領収書とは、支払者に対し金銭や有価証券を受け取ったことを証明する為に発行する書類です。
領収書は法律上、支払者から発行の請求があった場合、金銭の受取者に発行の義務が発生します。
(※民法486条「弁済をする者は、弁済と引換えに、弁済を受領する者に対して受取証書の交付を請求することができる。」)
例えば会社員が経費でものを購入した場合、経理担当者に領収書を渡します。そうすると、領収書によって購入の証明が取れるのでお金が支払われます。
また企業や個人事業主が確定申告を行う際、売り上げや経費の証拠になるものが領収書になります。
法律に関連しているということから、領収書の正しい書き方や知識については身につけておくべきでしょう。
領収書とレシートの違い
レシートはレジから発行される、購入日・店名・品目・商品の単価・取引内容等が記されたものです。

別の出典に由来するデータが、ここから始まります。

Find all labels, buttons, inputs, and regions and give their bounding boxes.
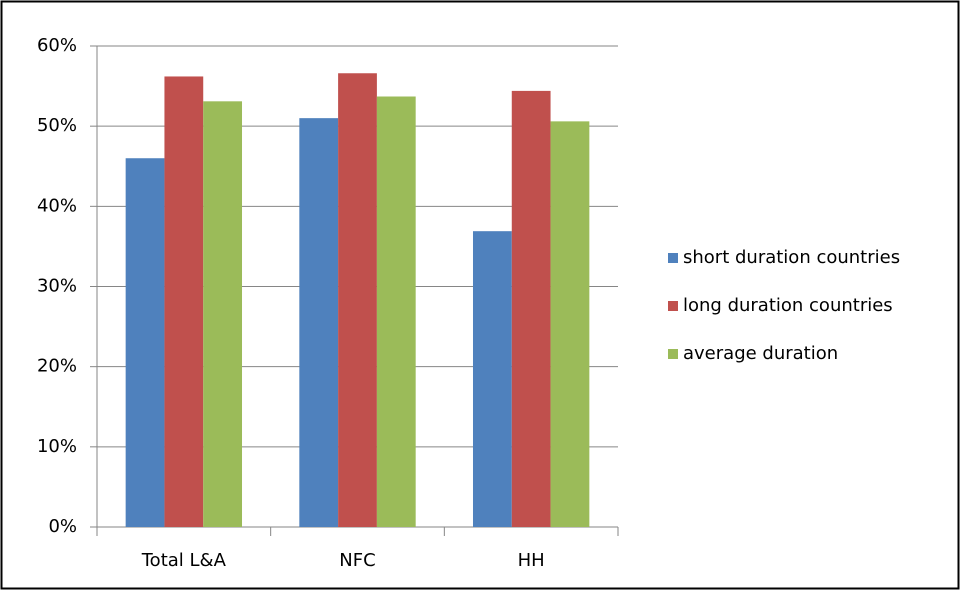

レシートには宛名が記載されていないことが特徴で、領収書には宛名が記載されます。
「レシートは経費精算で有効にならない」と思われる方もいますが、宛名の有無で有効性は決まりません。
例えば、不特定多数の取引が行われる事業者(コンビニやスーパー、駐車場料金等)が発行する書類には宛名は必要ありません。
つまり、レシートでも経費精算として有効になるのです。
領収書と領収証の違い
領収書と領収証は、どちらも商品やサービスにおいて金銭の受け渡しがあったことを証明する書類であるため、大きな違いはありません。
しかし、「領収書」と「領収証」には厳密にいうといくつかの違いがあります。
領収書は、商品やサービスにおいて金銭の受け渡しがあったことを証明する書類です。
領収証は、目的は同じでありますが、債券や株式など証券での取引の場合に発行されることが多い傾向にあります。
つまり、商品やサービスにおいて金銭の受け渡しの事実を「証明」するものということになります。
領収書と預かり証の違い
預かり証とは、他人の資産を一時的に保管することを証明する書類のことを言います。
例えば、家を借りる際の敷金、前金や手付金を受け取った場合に、仮の領収書を発行することがあります。
その際に発行するのが、領収書ではなく預かり証となるのです。
領収書と預かり証は、金銭を譲渡するか保管するかの違いはありますが、どちらも金銭を受けっとたことを証明する書類には違いありません。
領収書に関連する記事はこちら
領収書の作成方法
領収書を作成する方法は、一般的に「手書き」「テンプレート」「管理システム」になります。
手書きで作成する
市販の領収書に手書きで記入する方法です。
エクセルで作成する
Microsoft Excelを利用し作成する方法です。
手書きやワードと比べ、計算式を利用できる為、時間の削減やより正確な領収書の作成が可能です。
またテンプレートを使うことで、誰でも簡単に作成できます。
エクセルテンプレート
エクセル形式のテンプレートをダウンロードして、必要事項を入力し印刷します。
無料でダウンロードできるサイトなどもあります。
こちらは弊社が作成したエクセル形式の領収書テンプレートです。
ご自由にご使用ください。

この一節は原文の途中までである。